**Overview**
The purpose of this study is to determine whether the relationship between MOSS and reduced bias in judgment depends on the identifiability of the bias. In studies 1-7 of Hawkins' dissertation, a common theme emerged from the DVs that MOSS predicted and the DVs that MOSS did not predict - identifiability of the bias. The MOSS predicted DVs with relatively identifiable objective outcomes (resisting self enhancement in the above average effect, resisting favoring one's own group in the minimal group paradigm) but did not predict DVs with relatively unidentifiable objective outcomes (resisting the self-serving bias and false consensus effect). This led to the hypothesis that high-MOSS individuals may only show reduced bias in judgment and behavior when the objective response is relatively identifiable. The purpose of this study is to manipulate the identifiability of the objective response in the same paradigm.
In Study 5, MOSS predicted reduced above-average effect at r = -.24. Pronin, Lin, & Ross (2002) manipulated (for other purposes) the identifiability of the AAE with the following instructions:
Studies have shown that on the whole, people show a “better than average” effect when assessing themselves relative to other members within their group. That is, 70-80% of individuals consistently rate themselves “better than average” on qualities that they perceive as positive, and conversely, evaluate themselves as having “less than average” amounts of characteristics they believe are negative.
We will use these instructions to make the objective response more identifiable and predict that high-MOSS participants will show increase reduction in the AAE when the objective response is relatively more identifiable. Pronin et al. (2002) demonstrated that participants still showed the bias blind spot in regard to the AAE even after they were told what the AAE was with these instructions. However, we would be measuring whether the relationship between MOSS and bias decreased after these instructions.

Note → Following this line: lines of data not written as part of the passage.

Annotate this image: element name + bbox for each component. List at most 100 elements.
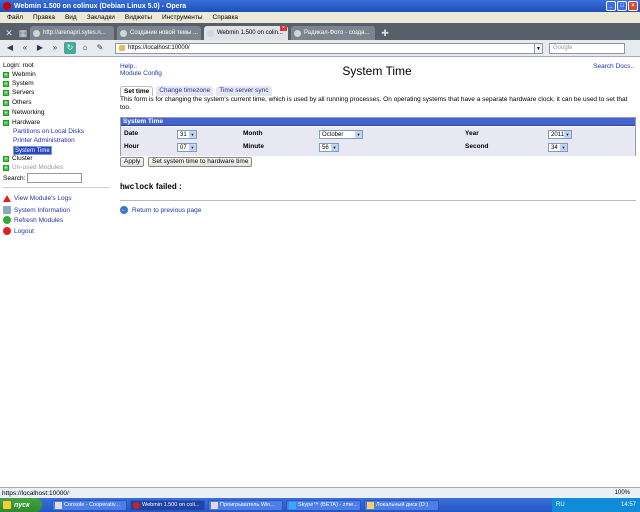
reload-icon[interactable]: ↻ [64,42,76,54]
tab-time-server-sync[interactable]: Time server sync [216,86,272,96]
sidebar-divider [3,187,109,188]
back-icon[interactable]: ◀ [4,42,16,54]
edit-icon[interactable]: ✎ [94,42,106,54]
webmin-sidebar: Login: root + Webmin + System + Servers + Ot… [0,58,118,488]
taskbar-item-console[interactable]: Console - Cooperativ... [52,499,127,511]
menu-widgets[interactable]: Виджеты [120,14,157,21]
category-networking[interactable]: + Networking [3,109,45,116]
menu-view[interactable]: Вид [60,14,82,21]
status-url: https://localhost:10000/ [2,489,69,497]
page-title: System Time [342,64,412,78]
refresh-modules-link[interactable]: Refresh Modules [3,216,63,224]
window-title: Webmin 1.500 on colinux (Debian Linux 5.… [14,2,187,10]
menu-tools[interactable]: Инструменты [157,14,208,21]
language-indicator[interactable]: RU [556,502,565,508]
category-unused-modules[interactable]: + Un-used Modules [3,164,63,171]
search-engine-input[interactable]: Google [549,42,625,54]
category-others[interactable]: + Others [3,99,32,106]
status-bar: https://localhost:10000/ 100% [0,487,640,498]
tab-label: Создание новой темы ... [130,30,198,36]
expand-icon: + [3,89,9,96]
taskbar-label: Console - Cooperativ... [64,502,120,508]
second-label: Second [465,143,489,150]
table-body: Date 31 ▼ Month October ▼ Year 2011 ▼ Hour … [121,127,635,156]
category-system[interactable]: + System [3,80,34,87]
browser-tab-1[interactable]: http://arenapri.sytes.n... [30,26,114,40]
failed-text: failed : [153,182,182,191]
system-information-link[interactable]: System Information [3,206,70,214]
hour-select[interactable]: 07 ▼ [177,143,197,152]
category-webmin[interactable]: + Webmin [3,71,36,78]
category-servers[interactable]: + Servers [3,89,34,96]
month-value: October [322,131,344,138]
menu-help[interactable]: Справка [208,14,244,21]
url-dropdown-icon[interactable]: ▼ [535,42,543,54]
home-icon[interactable]: ⌂ [79,42,91,54]
system-tray: RU 14:57 [552,498,640,512]
window-titlebar: Webmin 1.500 on colinux (Debian Linux 5.… [0,0,640,12]
browser-tab-4[interactable]: Радикал-Фото - созда... [291,26,375,40]
action-label: System Information [14,206,70,214]
minute-select[interactable]: 56 ▼ [319,143,339,152]
sidebar-item-system-time[interactable]: System Time [13,146,52,155]
hour-value: 07 [180,144,187,151]
tab-change-timezone[interactable]: Change timezone [156,86,214,96]
taskbar-item-opera[interactable]: Webmin 1.500 on coli... [130,499,205,511]
minute-value: 56 [322,144,329,151]
tab-label: http://arenapri.sytes.n... [43,30,106,36]
date-select[interactable]: 31 ▼ [177,130,197,139]
set-hardware-time-button[interactable]: Set system time to hardware time [148,157,253,167]
taskbar-item-skype[interactable]: Skype™ (BETA) - zme... [286,499,361,511]
menu-bookmarks[interactable]: Закладки [82,14,120,21]
sidebar-item-printer-admin[interactable]: Printer Administration [13,137,75,144]
second-select[interactable]: 34 ▼ [548,143,568,152]
webmin-icon [207,29,214,37]
taskbar-label: Локальный диск (D:) [376,502,429,508]
maximize-button[interactable]: □ [617,1,627,11]
browser-tab-active[interactable]: Webmin 1.500 on colin... × [204,26,288,40]
menu-file[interactable]: Файл [2,14,28,21]
tab-set-time[interactable]: Set time [120,86,154,96]
collapse-icon: − [3,119,9,126]
rewind-icon[interactable]: « [19,42,31,54]
return-link[interactable]: ← Return to previous page [120,206,201,214]
view-logs-link[interactable]: View Module's Logs [3,195,72,202]
browser-tab-2[interactable]: Создание новой темы ... [117,26,201,40]
console-icon [55,501,62,509]
new-tab-icon[interactable]: ✚ [378,26,392,40]
category-label: Servers [12,89,35,96]
module-search-input[interactable] [27,173,83,183]
start-button[interactable]: пуск [0,498,42,512]
tab-list-icon[interactable]: ▦ [16,26,30,40]
clock: 14:57 [620,502,636,508]
windows-taskbar: пуск Console - Cooperativ... Webmin 1.50… [0,498,640,512]
category-cluster[interactable]: + Cluster [3,155,33,162]
system-time-table: System Time Date 31 ▼ Month October ▼ Year… [120,117,636,156]
search-label: Search: [3,174,26,182]
search-docs-link[interactable]: Search Docs.. [593,63,634,70]
year-select[interactable]: 2011 ▼ [548,130,572,139]
fast-forward-icon[interactable]: » [49,42,61,54]
url-input[interactable]: https://localhost:10000/ [115,42,535,54]
chevron-down-icon: ▼ [189,131,196,138]
close-window-button[interactable]: × [628,1,638,11]
expand-icon: + [3,109,9,116]
taskbar-item-media-player[interactable]: Проигрыватель Win... [208,499,283,511]
refresh-icon [3,216,11,224]
taskbar-item-local-disk[interactable]: Локальный диск (D:) [364,499,439,511]
logout-link[interactable]: Logout [3,227,34,235]
category-hardware[interactable]: − Hardware [3,119,40,126]
lock-icon [119,45,125,51]
menu-edit[interactable]: Правка [28,14,60,21]
sidebar-item-partitions[interactable]: Partitions on Local Disks [13,128,84,135]
forward-icon[interactable]: ▶ [34,42,46,54]
minimize-button[interactable]: _ [606,1,616,11]
return-label: Return to previous page [132,206,202,214]
logout-icon [3,227,11,235]
tools-icon[interactable]: ✕ [2,26,16,40]
zoom-level[interactable]: 100% [615,490,630,496]
month-select[interactable]: October ▼ [319,130,363,139]
category-label: Un-used Modules [12,164,63,171]
tab-close-icon[interactable]: × [280,26,287,31]
apply-button[interactable]: Apply [120,157,145,167]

An alternative strategy would be to manipulate the identifiability of the objective outcome for a bias that MOSS did not predict (e.g., false consensus effect), and hypothesize that MOSS would predict reduced bias in judgment when the bias was identifiable, but not when it wasn't. The risk is that there may be any number of reasons why MOSS did not predict reduced bias in those paradigms in addition to identifiability, so a null result would not answer the research question.
**Procedure**
Project Implicit volunteers will consent, read a brief instructions page, and then are told they will complete some ratings of their personality. Half of the participants will then be given instructions about what the AAE effect is. Then, participants will rate themselves on 10 positive personality traits (randomized), complete the MOSS, an IAT assessing associations between Good and Bad with Self and Truth, and finally, be debriefed. Study link here: https://dw2.psyc.virginia.edu/implicit/showfiles.jsp?user=chawkins&study=accuracy8
**Hypotheses and Analysis Plan**
In a past study, the trait ratings were reliable (alpha = .77) and provided they are again, AAE will be calculated by averaging the 10 trait ratings. Significant AAE will be reflected by an average self trait rating that is significantly larger than 4 (the midpoint of the scale) and will be tested with a one-sample t-test (H0 = 4). The 21 MOSS items will be averaged to create a composite score.
AAE scores will be regressed on the main effects of Condition (identifiable AAE vs. control; between participants factor) and MOSS (measured variable; centered on its mean) and their interaction. The main hypothesis is a significant interaction effect -- MOSS should negatively predict AAE scores, and more strongly in the identifiable condition than control.
Two hundred fifty participants will provide 95% power to detect this interaction assuming a moderate effect size (F = .25 for the interaction effect; Faul et al., 2009), whereas 1550 people would be necessary for 95% power for detecting a small effect (F = .10) and a small-to-medium effect size (F = .17) would be detectable with 95% power with 530 participants. Given these numbers, we'll end data collection with 550 participants, which provides 55% for a small effect (F = .10) and >99% power for a medium effect (F = .25).